Whether hiring a consultant or buying the documentation toolkit, you will be able to meet the 4 months deadline, but the effort invested in the implementation will pay off later during maintenance and will enable your company to achieve benefits from ISO 9001 implementation.
For more information, see: Comparison matrices for ISO 9001 implementation solutions https://advisera.com/9001academy/comparison/ -
ISO 27013
Answer:
Unfortunately we don't have such toolkit. But, ISO 20000 and ISO 27001 toolkits are fully compatible (e.g. structure of the documents) and can be used together. Additionally, there is a matrix (available as free download) which explains relationships between clauses of ISO 27001 and ISO 20000, and gives an overview of common requirements of these two standards with tips on how to fulfill them with as little documentation as possible. Here is the link to get "ISO 27001 vs. ISO 20000 matrix" https://advisera.com/27001academy/free-downloads/
Toolkits are available here:
ISO 20000 toolkit https://advisera.com/20000academy/iso-20000-documentation-toolkit
ISO 27001 toolkit https://advisera.com/27001academy/free-downloads/ -
Lead Auditor + Lead Implementer?
Answer:
Yes, from my point of view can be good for you to become also Lead Implementer, because can give you more knowledge and experience about ISO 27001 (from other point of view, I mean, from the implementer side).
Anyway, if you want to focus your career on auditing, the Lead Implementer will be little relevant for you. I recommend you to read this article about differences about both courses “Lead Auditor Course vs. Lead Implementer Course - Which one to go for?” : https://advisera.com/27001academy/blog/2014/06/16/lead-auditor-course-vs-lead-implementer-course-which-one-to-go–for/
And if you are really interested in the Lead Implementer course, this article can be interesting for you “How to become an ISO 27001 / ISO 22301 consultant” : https://advisera.com/27001academy/blog/2014/07/21/how-to-become-an-iso-27001-iso-22301-consultant/
Finally, remember that we also have our online courses:
“ISO 27001: 2013 Foundations Course” : https://advisera.com/training/iso-27001-foundations-course/
“ISO 27001:2013 Internal Auditor Course” : https://advisera.com/training/iso-27001-internal-auditor-course/ -
ISO certification for indivuduals
Answer:
Depending on the job you will be performing, you can decide to go on different courses. If you plan to perform a job of certification auditor, you will have to pass accredited course, these courses include not only the information about requirements of the standard but also the techniques for certification audit and they are the most expensive.
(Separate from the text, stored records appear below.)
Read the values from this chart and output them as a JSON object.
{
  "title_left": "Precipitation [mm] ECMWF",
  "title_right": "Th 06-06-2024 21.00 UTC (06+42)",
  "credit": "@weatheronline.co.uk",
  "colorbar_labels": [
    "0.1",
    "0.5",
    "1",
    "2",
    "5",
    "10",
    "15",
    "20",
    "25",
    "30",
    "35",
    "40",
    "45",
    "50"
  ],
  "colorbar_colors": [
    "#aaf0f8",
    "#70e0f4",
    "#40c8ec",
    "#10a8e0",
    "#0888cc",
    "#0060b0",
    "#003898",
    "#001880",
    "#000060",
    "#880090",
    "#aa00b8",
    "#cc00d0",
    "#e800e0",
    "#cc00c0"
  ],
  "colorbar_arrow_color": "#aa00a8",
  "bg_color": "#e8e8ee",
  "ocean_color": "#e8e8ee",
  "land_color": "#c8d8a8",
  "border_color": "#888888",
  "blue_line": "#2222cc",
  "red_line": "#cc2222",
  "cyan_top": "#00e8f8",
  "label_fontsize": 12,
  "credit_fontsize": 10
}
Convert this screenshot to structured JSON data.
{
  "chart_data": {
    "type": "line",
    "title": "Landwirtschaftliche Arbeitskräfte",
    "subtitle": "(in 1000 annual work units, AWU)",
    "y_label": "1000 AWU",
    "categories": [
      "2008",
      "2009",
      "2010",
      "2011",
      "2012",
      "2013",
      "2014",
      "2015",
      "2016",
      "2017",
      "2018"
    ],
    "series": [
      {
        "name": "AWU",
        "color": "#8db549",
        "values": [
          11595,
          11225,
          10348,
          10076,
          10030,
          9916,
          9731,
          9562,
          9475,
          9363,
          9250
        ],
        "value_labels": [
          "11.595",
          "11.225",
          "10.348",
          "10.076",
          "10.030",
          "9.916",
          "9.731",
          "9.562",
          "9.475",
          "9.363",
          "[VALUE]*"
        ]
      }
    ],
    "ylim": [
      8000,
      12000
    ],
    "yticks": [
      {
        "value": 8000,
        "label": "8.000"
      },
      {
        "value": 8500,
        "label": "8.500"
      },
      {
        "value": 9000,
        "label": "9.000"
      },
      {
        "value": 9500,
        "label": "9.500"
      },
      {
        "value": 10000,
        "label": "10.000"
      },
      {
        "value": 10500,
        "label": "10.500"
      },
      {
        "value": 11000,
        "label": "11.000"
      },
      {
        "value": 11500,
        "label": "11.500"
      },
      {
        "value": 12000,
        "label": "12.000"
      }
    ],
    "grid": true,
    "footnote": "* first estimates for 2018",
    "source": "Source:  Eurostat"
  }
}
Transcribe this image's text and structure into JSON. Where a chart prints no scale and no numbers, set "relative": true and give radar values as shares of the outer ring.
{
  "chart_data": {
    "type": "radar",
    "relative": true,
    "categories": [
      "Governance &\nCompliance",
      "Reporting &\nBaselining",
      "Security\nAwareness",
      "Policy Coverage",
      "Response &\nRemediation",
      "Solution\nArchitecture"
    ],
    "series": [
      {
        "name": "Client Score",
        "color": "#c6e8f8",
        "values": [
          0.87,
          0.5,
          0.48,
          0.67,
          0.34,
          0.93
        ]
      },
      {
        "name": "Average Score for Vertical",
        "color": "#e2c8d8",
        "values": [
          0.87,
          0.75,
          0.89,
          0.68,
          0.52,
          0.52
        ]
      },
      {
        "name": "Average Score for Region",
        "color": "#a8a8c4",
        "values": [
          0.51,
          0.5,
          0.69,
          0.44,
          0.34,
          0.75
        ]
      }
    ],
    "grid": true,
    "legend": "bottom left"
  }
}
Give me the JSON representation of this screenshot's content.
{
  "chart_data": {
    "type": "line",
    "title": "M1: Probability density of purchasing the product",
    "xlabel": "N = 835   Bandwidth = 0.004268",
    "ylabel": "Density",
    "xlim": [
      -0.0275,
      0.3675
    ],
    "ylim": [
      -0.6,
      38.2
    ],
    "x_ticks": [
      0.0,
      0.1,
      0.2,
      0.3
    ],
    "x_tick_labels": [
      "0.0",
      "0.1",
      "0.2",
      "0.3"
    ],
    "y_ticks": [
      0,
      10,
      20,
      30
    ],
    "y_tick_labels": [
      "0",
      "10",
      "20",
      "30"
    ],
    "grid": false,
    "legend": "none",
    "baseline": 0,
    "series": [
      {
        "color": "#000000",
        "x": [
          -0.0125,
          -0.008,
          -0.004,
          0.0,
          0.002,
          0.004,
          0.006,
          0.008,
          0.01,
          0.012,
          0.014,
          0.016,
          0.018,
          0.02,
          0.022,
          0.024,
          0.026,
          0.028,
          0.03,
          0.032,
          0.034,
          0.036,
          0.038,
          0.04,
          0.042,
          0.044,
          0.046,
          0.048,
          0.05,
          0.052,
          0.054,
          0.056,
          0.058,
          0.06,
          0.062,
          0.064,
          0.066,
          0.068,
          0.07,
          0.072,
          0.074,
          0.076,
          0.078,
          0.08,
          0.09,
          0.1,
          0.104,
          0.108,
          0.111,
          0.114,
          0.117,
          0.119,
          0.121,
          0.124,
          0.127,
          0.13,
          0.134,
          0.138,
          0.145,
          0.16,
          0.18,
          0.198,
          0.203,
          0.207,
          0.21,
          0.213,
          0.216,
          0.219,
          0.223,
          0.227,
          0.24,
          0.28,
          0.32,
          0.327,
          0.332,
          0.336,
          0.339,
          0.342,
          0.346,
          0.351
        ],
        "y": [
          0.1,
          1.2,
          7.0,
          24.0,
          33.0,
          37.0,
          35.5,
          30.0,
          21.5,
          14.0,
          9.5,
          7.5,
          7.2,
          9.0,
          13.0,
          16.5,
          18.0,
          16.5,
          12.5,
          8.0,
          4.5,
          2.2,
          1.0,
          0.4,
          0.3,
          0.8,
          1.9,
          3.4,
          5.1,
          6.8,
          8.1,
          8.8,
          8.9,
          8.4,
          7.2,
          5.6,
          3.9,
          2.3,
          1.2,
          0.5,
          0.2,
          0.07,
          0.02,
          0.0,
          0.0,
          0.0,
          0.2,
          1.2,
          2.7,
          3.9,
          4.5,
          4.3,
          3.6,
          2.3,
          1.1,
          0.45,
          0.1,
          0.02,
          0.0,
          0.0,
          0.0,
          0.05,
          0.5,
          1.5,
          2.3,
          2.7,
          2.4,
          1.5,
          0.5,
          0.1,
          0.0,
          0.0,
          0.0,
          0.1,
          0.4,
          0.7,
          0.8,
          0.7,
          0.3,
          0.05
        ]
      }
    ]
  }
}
If you are planning to work as an internal auditor or part of the quality department in a company and not to perform certification audits, you may go for some less demanding courses (in terms of money) and still get sufficient level of knowledge regarding the standard.
We provide two types of free ISO 9001, ISO 14001 and ISO 27001 online courses:
- Foundations course that will give you an insight on the requirements of the standard and the best practices for implementation and maintenance of the management system, and
- Internal Audit course that includes Foundation cou rse plus one additional day for explaining techniques for planning, conducting and reporting on internal audits.
More information about our online curses, you can find on this link https://advisera.com/training/
The courses are completely free, however, certain fee should be paid to pass the certification exam.